Engineering Cloud Computing
ENGR-E 516 (Fall 2025)
Announcements
Course Description
This course will teach the fundamental concepts, engineering principles, and practical skills pertaining to the effective use of cloud computing. This course will focus on both cloud applications and the design of cloud platforms. We will cover the relevant concepts from operating systems, computer networks, and distributed systems.
This course should be useful to anyone who wants a deeper understanding of how the cloud works, as well those who want to learn how to easily and effectively use the cloud for running their applications at low cost. We will look at a wide spectrum of cloud-based applications such as a parallel data processing (e.g., MapReduce), data storage and caching (e.g., key-value stores).
We will also look at the challenges involved in the efficient operation of large-scale cloud platforms with hundreds of thousands of servers. The course will cover a wide gamut of data center optimization techniques such as hardware virtualization, distributed resource management, and software-defined datacenters.
This course will expose students to popular cloud platforms such as Amazon EC2, Google Cloud Platform, Microsoft Azure, etc., and introduce students to new developments such as serverless computing, edge-clouds, and sustainable computing.
Prerequisites
The course has no official prerequisites. However, it requires a high comfort-level with systems programming and debugging. The assignments in this course will include nontrivial programming in the language of your choice. A good way to gauge your preparedness is to see how comfortable you are with the first programming assignment: Simple Key-Value Store. Spawn processes and sockets .
References
Text-books
- DS. Distributed Systems: Principles and Paradigms, 3rd Edition (Maarten Van Steen and Andrew Tanenbaum) Online version
Papers
Other references
- CCTP. Cloud Computing Theory and Practice. Dan C. Marinescu. (2nd edition)

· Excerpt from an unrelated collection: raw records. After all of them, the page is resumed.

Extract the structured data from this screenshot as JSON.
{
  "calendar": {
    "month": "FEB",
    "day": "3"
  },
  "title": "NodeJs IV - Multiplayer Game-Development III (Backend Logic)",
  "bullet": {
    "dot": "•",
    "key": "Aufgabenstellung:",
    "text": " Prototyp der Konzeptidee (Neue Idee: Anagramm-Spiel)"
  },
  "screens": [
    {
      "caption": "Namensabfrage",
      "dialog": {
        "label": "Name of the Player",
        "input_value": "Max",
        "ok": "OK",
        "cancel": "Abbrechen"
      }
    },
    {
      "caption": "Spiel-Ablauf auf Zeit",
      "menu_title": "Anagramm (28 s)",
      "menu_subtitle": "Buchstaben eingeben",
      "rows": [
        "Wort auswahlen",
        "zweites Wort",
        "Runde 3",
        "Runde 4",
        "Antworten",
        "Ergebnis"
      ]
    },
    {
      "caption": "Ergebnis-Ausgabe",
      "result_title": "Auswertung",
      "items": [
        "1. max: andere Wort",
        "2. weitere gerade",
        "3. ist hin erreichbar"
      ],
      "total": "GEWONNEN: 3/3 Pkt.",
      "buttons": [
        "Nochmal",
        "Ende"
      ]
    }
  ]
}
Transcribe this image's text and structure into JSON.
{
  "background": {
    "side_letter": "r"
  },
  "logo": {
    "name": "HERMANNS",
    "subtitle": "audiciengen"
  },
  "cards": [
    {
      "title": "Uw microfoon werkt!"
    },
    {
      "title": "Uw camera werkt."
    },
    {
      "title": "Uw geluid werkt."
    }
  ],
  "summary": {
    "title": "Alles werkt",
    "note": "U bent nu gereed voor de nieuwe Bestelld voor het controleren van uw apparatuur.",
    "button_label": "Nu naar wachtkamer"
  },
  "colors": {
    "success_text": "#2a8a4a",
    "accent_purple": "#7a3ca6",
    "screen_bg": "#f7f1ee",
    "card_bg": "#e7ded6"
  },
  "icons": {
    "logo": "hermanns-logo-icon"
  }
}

- OS3EP : Operating Systems in Three Easy Pieces http://pages.cs.wisc.edu/~remzi/OSTEP/
Schedule, notes, and readings
Please see the readings for each module.
| Lecture | Topic | Slides | Reading |
|---|---|---|---|
| A0 | Course Intro | cloud/0-admin.pdf | Berkeley View |
| A1 | Intro to cloud computing | cloud/1-intro-annot.pdf | |
| A2 | ..continued | (same as above) | |
| A3 | OS: system calls | cloud/2-OS-1.pdf | OS3EP Chapter 4 |
| A4 | OS: concurrency | cloud/2-OS-annot.pdf | OS3EP |
| A5 | Networks | cloud/3-net-2-annot.pdf | |
| A6 | Networks: Socket programming | cloud/3-net-2-annot.pdf | |
| B1 | Client-server modeling | cloud/4-servers-annot-1.pdf | Markov Chains |
| B2 | -More queueing theory- | cloud/4-servers-annot2.pdf | M/M/1 Queues |
| F3 | Parallel scaling | cloud/6-scaling-annot.pdf | Amdahl's Law |
| F4 | Elastic scaling | cloud/6-scaling-annot.pdf | |
| B1 | Map-Reduce | [[cloud/7-MapRed-annot-1.pdf cloud/7-MapRed-annot-2pdf.pdf | 1. MapReduce |
| C1 | Cloud infrastructure | cloud/10-iaas.pdf | |
| C2 | OS Virtualization | cloud/13-osvirt.pdf | |
| C3 | Cloud Storage | cloud/15-storage-annot.pdf | 11 |
| C4 | Functions as a Service | cloud/16-serverless-annot.pdf | 9, 10 |
| Midterm | |||
| D1 | Hardware Virtualization | cloud/11-virt-1.pdf | |
| D2 | CPU Virt | cloud/11-virt-2.pdf | 4. VMWare, 5. KVM |
| D3 | Paravirtualization | cloud/11-virt-3.pdf | 3. Xen |
| D4 | Memory Virtualization | cloud/11-virt-4.pdf | |
| D5 | Live Migration | cloud/11-virt-5.pdf | 6. Xen-migration |
| D6 | Cluster management | cloud/12-clustmgmt-annot.pdf | 7. ESX, 8. Remus |
| E2 | Transient Computing | cloud/transient.pdf | 12. SpotCheck |
| Serverless pt 2 | serverless2 | ||
| Containers vs. VMs | containers-vms | ||
| 28 | Energy and Carbon | carbon | |
| Course Wrapup |
Evaluation Criteria
Cloud computing is a fast evolving field. In the same spirit, the course is going to be fluid in its structure and evaluation, and also depend on student interest and capabilities. This is not a conventional "paint by numbers" course with structured homework etc.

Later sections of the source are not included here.